Jeff Bezos is the poster child for companies and entrepreneurs who dream big. He’s shown that having a bold idea means it is acceptable not to make a profit for years if the journey is about establishing scale to dominate in the future.
For years Amazon was criticised for not making any actual money, but Bezos’ clever game plan of recycling earnings into new ideas has really paid off.
The fact he is stepping down as chief executive of Amazon doesn’t mean he is disappearing; far from it as he is becoming executive chairman.
“The chairman’s role is to keep the chief executive in order, so Bezos will still be engrained in the business and be able to provide guidance on a range of strategic issues. He is also a major shareholder which gives him considerable influence on how the business is run,” said AJ Bell’s Russ Mould.
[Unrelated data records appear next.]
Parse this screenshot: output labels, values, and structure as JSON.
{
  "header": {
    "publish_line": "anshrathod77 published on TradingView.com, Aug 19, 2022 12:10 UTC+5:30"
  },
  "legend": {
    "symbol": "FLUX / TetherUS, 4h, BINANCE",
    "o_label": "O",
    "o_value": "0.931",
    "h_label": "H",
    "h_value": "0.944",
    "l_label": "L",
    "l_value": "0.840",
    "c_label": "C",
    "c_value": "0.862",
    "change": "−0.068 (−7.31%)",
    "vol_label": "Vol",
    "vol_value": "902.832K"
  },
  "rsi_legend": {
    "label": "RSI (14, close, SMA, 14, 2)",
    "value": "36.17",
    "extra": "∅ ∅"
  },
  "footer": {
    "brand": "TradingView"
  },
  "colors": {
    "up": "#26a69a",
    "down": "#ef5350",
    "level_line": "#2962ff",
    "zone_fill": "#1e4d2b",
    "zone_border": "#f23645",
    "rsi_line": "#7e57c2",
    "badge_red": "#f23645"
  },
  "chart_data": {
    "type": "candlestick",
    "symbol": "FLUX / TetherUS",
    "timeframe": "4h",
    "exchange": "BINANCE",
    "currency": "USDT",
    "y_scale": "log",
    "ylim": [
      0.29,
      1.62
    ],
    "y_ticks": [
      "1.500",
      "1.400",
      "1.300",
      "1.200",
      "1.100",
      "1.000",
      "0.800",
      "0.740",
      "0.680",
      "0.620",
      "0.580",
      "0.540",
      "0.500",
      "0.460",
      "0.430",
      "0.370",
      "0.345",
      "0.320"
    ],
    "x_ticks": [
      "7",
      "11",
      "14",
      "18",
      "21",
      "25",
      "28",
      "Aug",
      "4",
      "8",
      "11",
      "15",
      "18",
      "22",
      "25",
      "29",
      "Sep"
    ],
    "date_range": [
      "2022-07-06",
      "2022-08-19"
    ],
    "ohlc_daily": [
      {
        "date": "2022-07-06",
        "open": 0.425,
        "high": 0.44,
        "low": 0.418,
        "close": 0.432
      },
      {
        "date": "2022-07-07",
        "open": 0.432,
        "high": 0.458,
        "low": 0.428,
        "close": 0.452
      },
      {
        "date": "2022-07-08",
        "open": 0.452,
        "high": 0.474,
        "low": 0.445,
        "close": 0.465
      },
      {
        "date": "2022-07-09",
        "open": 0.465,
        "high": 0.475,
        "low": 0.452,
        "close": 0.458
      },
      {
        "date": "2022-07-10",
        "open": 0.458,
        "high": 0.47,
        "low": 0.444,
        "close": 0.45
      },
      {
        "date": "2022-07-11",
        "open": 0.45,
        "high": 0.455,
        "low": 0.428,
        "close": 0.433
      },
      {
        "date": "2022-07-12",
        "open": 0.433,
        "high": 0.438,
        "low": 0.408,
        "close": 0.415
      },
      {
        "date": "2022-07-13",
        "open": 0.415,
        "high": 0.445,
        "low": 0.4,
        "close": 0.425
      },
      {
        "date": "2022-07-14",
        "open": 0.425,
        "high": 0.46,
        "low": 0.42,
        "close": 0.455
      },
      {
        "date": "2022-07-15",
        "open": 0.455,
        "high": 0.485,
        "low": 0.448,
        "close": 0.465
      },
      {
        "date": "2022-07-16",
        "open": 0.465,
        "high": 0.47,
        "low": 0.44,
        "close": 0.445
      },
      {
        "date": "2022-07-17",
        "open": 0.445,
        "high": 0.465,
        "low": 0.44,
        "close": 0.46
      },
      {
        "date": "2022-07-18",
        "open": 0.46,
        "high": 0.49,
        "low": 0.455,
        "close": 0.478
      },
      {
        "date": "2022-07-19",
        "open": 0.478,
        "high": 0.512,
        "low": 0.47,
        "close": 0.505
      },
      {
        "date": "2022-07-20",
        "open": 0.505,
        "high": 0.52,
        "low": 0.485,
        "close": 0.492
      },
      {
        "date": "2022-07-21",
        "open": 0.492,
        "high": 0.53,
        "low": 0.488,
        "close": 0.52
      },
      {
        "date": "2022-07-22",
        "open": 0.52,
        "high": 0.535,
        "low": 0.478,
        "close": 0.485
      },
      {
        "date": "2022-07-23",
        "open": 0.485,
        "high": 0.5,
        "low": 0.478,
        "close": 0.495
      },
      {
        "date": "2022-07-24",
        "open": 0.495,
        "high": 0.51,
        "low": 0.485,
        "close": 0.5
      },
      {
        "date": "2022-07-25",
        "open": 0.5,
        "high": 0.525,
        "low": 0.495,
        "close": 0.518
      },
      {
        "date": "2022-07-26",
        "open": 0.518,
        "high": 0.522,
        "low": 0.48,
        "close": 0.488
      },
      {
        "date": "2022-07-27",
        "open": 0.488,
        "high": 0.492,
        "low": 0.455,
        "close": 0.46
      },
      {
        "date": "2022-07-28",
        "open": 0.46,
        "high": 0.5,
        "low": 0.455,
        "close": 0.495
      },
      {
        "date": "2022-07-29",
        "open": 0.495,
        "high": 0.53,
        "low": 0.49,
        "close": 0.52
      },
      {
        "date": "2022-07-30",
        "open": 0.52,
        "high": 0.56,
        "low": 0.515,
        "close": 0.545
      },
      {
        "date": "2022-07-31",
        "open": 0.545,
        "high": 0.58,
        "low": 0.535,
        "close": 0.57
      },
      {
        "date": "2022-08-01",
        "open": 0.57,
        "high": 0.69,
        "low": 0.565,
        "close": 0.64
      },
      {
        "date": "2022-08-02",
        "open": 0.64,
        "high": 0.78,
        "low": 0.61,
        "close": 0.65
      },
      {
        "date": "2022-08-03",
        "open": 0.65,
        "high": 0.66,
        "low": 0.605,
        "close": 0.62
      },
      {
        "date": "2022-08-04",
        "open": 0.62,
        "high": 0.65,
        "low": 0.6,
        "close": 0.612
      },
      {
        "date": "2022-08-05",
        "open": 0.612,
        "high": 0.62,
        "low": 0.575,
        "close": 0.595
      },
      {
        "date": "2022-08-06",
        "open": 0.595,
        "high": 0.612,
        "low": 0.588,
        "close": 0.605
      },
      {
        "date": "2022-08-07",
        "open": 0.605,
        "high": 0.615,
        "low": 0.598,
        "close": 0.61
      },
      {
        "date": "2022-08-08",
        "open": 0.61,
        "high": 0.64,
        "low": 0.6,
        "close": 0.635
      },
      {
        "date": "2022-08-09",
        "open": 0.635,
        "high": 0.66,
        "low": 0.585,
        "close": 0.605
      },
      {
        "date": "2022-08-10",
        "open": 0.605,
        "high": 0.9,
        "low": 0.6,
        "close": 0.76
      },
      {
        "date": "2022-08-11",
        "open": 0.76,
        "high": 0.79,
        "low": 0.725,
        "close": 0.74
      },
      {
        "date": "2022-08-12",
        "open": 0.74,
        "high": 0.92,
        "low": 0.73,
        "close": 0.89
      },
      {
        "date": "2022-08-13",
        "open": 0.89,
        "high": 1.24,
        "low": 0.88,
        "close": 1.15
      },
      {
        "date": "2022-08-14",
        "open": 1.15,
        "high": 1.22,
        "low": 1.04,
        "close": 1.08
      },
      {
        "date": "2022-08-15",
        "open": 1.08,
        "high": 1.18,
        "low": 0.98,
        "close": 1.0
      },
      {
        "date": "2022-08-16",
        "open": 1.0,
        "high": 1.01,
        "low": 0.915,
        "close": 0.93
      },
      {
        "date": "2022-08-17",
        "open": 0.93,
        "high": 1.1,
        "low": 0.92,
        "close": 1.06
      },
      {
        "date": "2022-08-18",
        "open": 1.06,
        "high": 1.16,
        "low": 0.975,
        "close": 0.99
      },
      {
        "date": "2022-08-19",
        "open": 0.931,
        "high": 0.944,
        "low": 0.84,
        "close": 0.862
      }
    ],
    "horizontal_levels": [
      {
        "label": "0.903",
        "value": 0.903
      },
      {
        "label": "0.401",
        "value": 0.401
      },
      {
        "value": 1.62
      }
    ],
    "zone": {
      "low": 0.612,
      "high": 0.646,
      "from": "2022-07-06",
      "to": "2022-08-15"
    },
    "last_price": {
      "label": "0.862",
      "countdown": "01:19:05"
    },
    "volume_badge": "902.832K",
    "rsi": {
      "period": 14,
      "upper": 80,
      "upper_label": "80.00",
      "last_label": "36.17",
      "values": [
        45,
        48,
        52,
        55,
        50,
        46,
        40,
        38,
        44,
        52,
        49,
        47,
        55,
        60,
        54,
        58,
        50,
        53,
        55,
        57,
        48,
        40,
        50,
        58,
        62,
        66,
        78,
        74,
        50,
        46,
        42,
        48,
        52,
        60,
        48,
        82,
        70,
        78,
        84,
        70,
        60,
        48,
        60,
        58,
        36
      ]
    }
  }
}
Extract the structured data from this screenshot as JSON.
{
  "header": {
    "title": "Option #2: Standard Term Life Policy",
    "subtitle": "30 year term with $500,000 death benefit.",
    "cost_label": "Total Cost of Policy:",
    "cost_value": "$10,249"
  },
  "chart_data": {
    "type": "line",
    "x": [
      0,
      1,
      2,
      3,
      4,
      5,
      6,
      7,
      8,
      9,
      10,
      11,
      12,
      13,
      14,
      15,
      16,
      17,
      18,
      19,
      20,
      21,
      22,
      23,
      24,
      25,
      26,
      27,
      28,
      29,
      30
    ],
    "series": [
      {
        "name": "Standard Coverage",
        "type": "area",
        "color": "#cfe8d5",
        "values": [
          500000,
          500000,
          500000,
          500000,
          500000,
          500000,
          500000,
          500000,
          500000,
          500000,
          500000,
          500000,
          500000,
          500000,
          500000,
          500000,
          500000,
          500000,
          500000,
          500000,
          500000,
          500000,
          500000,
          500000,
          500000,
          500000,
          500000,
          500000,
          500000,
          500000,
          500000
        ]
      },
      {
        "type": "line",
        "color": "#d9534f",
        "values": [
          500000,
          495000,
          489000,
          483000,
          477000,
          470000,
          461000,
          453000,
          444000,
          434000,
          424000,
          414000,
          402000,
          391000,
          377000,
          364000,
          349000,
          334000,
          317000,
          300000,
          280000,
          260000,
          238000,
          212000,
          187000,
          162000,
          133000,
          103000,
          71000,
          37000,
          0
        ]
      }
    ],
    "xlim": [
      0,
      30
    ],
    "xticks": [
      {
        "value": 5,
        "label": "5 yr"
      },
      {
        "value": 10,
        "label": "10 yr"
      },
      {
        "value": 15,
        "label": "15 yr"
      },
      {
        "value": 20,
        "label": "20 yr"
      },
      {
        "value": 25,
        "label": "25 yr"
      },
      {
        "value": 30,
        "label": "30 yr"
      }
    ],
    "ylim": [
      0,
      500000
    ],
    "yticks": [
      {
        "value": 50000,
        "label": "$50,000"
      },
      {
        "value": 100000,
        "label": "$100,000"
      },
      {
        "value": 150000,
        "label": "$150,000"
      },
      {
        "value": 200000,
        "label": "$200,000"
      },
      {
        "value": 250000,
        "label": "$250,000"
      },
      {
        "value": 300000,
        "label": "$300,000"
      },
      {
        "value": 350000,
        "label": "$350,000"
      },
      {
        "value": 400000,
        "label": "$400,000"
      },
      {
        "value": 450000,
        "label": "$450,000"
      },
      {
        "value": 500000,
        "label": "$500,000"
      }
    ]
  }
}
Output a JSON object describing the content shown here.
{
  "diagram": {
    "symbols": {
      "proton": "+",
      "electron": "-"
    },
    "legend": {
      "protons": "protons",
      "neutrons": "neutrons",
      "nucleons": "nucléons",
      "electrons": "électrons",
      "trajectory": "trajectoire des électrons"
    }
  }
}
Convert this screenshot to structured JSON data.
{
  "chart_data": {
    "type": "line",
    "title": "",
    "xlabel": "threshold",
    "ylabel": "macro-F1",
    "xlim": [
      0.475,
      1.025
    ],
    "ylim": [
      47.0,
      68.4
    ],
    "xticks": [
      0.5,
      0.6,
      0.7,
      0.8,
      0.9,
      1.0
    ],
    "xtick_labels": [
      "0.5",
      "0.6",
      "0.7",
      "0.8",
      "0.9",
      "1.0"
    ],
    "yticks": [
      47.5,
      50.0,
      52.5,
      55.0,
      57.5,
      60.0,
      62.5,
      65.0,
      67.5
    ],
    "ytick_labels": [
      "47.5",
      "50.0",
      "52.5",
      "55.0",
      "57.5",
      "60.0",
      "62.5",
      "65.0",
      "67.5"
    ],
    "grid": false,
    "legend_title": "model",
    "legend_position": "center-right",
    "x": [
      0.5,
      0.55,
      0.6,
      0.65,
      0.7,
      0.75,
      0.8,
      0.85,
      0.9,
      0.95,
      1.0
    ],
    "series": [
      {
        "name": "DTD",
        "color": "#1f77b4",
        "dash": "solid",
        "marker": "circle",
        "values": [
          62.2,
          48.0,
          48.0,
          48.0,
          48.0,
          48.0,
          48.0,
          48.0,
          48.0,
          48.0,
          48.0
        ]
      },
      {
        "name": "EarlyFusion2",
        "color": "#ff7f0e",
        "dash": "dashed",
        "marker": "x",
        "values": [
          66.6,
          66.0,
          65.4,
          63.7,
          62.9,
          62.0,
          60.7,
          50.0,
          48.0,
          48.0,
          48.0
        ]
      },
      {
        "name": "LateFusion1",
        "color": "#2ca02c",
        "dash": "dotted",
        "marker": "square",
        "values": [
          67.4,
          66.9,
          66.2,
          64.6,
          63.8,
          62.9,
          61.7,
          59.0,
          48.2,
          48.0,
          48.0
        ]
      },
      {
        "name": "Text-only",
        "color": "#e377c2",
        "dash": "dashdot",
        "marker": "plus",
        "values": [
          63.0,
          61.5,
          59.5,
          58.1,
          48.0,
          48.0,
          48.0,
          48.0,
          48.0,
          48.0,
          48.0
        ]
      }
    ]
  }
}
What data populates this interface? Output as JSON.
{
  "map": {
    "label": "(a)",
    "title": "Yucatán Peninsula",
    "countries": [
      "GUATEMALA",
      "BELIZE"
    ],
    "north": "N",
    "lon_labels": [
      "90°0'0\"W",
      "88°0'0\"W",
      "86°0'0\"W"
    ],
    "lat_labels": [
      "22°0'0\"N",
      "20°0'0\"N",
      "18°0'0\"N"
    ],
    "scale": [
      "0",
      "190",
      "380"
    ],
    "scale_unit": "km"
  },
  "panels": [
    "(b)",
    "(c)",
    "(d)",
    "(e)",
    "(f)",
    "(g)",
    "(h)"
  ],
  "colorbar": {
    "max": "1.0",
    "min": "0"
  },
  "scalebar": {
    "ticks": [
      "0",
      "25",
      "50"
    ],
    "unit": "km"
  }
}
“Bezos is changing roles at an interesting time for Amazon. One on hand the business is firing on nearly all cylinders, with the retail and web server businesses thriving and groceries arguably still trying to find its way. Yet cloud computing is becoming increasingly competitive and Amazon is among a group of giant tech companies under the spotlight of regulators and politicians who have concerns about them wielding too much power.
“Those who have been on the journey with Bezos will be sitting pretty. Amazon floated on the stock market at $18 a share on 15 May 1997. Under Bezos’ leadership, the company has subsequently seen its share price rise to $3,380. Not many CEOs can lay claim to generating this kind of success.
“Someone who invested $10,000 when it joined the market would have been able to buy 555 shares at the time. Adjusting for three different share splits over the years, that person would now have 6,660 shares worth $22.5 million. If only we had a time machine to go back and make that trade.”